Leno's prime-time talk show, which debuted in September, "didn't meet affiliates' needs," said Jeff Gaspin, chairman of NBC Universal Television Entertainment. The program will go off the air February 12, when the 2010 Winter Olympics begin.
The network is now negotiating among Leno and its current late-night hosts, Conan O'Brien and Jimmy Fallon, to decide who ends up with which time slot, Gaspin said.
O'Brien took over NBC's flagship "Tonight Show" when Leno moved to 10 p.m. ET in September. Fallon took over O'Brien's former show, "Late Night."
Gaspin said the plan now is for Leno to host a new, half-hour show at 11:35 p.m. ET, followed by "Tonight" with O'Brien at 12:05 a.m. and Fallon's show moving to the 1 a.m. hour. The goal is to keep all three hosts, but nothing was a done deal as of Sunday, he said.
Reports of the shakeup first emerged last week. Leno dismissed them on his Thursday night show, telling his audience, "It's always been my experience NBC only cancels you when you're in first place."
Leno's move to prime time was a risk for NBC, because it put a talk show up against scripted prime-time shows and ran it five days a week. Network spokeswoman Rebecca Marks said last week that Leno performed "exactly as we anticipated on the network."
But for NBC's affiliates, Leno's low ratings were taking viewers -- and the resulting ad dollars -- away from their late local newscasts.
"The 11 o'clock news hours were bleeding ratings," said Stuart Levine, an analyst for the entertainment trade paper Variety. While NBC appeared to be fine with Leno's numbers, "The affiliates kind of revolted and said we have to have better ratings."
Michael Fiorile, the chairman of NBC's affiliate board, called the decision announced Sunday "a great move for the affiliates, the network and, most importantly, the viewers."
"We admire their willingness to innovate, and their willingness to change course when it didn't work for us," Fiorile said in a written statement.
For NBC, which had promised to give Leno a full year in the 10 p.m. time slot, "It's certainly a little bit of egg on the face," Levine said. Mediaweek analyst Marc Berman called the network's gamble on Leno "the biggest fiasco in the history of television."
"What they didn't realize was that the people who watched Leno in late night were not necessarily the same people who watched in prime time, so there was no reason to believe that his audience would follow him to prime time," Berman said. Meanwhile, the O'Brien-helmed "Tonight" lost about half its audience "and actually really hurt late night, which is a big profit center for NBC."

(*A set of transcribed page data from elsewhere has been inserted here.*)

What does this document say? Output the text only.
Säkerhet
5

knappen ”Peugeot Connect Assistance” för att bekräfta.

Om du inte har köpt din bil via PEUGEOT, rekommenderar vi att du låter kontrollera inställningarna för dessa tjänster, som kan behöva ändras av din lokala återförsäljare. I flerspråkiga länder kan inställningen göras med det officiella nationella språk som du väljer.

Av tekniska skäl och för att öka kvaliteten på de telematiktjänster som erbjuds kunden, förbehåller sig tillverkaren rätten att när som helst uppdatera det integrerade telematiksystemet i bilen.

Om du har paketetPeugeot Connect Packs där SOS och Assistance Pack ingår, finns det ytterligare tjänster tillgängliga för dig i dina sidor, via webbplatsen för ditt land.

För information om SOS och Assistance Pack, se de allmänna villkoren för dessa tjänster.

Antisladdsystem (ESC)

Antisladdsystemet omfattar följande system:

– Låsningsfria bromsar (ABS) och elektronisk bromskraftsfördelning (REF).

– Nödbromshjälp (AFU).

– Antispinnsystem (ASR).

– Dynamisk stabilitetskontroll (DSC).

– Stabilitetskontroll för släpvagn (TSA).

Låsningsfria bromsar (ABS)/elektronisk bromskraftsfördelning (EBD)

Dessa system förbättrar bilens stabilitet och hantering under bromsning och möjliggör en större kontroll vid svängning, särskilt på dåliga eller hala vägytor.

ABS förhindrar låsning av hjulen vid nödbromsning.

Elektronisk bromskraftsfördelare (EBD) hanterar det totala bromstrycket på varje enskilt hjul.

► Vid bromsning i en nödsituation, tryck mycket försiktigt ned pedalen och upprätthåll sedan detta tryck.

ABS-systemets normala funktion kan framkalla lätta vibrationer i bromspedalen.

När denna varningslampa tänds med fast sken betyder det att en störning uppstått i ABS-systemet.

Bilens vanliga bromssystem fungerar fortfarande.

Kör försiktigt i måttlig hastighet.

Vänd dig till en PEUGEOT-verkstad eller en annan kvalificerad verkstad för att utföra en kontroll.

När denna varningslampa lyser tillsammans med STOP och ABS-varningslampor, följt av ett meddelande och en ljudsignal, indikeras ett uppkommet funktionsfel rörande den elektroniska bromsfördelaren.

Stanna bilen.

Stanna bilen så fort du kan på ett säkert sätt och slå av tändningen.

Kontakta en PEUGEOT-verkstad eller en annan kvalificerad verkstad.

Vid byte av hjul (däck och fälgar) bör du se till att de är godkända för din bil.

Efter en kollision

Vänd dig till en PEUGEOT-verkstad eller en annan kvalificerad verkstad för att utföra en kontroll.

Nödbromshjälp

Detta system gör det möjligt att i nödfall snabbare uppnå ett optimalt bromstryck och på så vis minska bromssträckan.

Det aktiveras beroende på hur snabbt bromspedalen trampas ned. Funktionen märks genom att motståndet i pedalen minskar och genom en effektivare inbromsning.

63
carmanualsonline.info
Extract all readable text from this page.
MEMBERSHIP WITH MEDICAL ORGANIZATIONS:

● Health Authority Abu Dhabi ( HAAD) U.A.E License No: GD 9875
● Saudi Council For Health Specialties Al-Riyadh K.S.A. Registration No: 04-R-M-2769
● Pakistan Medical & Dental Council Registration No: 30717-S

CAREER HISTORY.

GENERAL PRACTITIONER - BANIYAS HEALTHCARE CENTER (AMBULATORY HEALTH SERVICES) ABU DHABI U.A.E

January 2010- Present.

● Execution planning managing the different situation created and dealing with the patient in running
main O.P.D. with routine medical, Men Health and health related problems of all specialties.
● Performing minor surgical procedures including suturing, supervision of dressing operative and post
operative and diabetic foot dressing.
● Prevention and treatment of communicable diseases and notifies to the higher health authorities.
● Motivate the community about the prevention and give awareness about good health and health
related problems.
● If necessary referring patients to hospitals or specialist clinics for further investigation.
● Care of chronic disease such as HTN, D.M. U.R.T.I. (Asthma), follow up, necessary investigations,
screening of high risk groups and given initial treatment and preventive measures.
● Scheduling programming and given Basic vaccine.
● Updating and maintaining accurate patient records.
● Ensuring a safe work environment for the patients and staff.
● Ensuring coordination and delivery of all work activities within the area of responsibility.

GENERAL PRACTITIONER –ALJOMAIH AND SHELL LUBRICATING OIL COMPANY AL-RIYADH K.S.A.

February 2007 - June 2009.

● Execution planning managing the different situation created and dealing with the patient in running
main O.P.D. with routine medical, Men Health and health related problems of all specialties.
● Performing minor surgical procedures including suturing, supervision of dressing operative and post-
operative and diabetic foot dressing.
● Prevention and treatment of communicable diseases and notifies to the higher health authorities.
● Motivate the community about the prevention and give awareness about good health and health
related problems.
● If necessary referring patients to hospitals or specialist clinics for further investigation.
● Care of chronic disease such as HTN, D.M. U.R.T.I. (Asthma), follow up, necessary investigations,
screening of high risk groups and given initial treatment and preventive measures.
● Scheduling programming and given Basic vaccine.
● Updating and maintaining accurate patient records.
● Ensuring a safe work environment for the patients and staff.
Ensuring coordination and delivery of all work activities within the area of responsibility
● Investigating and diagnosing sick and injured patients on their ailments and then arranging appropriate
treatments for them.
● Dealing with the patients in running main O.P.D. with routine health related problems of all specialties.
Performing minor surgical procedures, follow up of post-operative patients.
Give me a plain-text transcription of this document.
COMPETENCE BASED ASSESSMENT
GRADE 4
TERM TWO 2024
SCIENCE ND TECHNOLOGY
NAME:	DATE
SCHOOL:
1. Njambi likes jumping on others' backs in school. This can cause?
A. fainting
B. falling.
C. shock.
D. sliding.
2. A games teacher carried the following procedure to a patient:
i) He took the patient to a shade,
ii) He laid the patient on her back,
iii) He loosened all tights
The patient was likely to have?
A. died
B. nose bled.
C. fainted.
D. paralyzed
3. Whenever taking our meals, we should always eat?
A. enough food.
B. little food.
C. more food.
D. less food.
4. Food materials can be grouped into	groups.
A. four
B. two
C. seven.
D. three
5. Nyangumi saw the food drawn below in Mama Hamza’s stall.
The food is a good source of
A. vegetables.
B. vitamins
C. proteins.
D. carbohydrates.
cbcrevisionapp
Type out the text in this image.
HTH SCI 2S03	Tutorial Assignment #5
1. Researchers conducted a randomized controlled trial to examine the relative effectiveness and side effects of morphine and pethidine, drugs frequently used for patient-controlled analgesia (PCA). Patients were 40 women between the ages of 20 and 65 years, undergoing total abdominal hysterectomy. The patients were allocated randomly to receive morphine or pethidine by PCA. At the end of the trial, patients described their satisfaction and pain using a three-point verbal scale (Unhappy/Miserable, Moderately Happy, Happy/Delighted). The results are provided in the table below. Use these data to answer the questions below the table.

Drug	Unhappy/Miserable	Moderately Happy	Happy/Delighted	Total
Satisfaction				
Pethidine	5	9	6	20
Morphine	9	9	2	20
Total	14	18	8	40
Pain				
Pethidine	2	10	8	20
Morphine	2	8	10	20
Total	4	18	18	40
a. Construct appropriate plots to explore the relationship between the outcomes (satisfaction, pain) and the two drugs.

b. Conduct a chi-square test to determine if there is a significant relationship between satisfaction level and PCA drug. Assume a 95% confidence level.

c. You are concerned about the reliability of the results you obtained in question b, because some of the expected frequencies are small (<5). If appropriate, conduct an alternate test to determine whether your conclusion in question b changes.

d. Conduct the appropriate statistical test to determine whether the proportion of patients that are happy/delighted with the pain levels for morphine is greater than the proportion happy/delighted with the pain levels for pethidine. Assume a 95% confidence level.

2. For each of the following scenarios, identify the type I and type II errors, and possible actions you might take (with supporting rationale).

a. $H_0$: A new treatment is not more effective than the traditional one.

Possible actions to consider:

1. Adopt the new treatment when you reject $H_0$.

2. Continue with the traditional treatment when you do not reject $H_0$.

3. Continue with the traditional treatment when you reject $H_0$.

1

Meanwhile, moving "Tonight" -- which has held its current slot for decades -- back a half-hour is likely to hurt the show, and Berman predicted that NBC will be unable to keep all three hosts.
"My guess is down the road, they will give back Leno the Tonight Show, leave it on on at 11:35 p.m. and Conan will move to Fox," he said. "But if I was either one of those gentlemen, I would be looking elsewhere right now."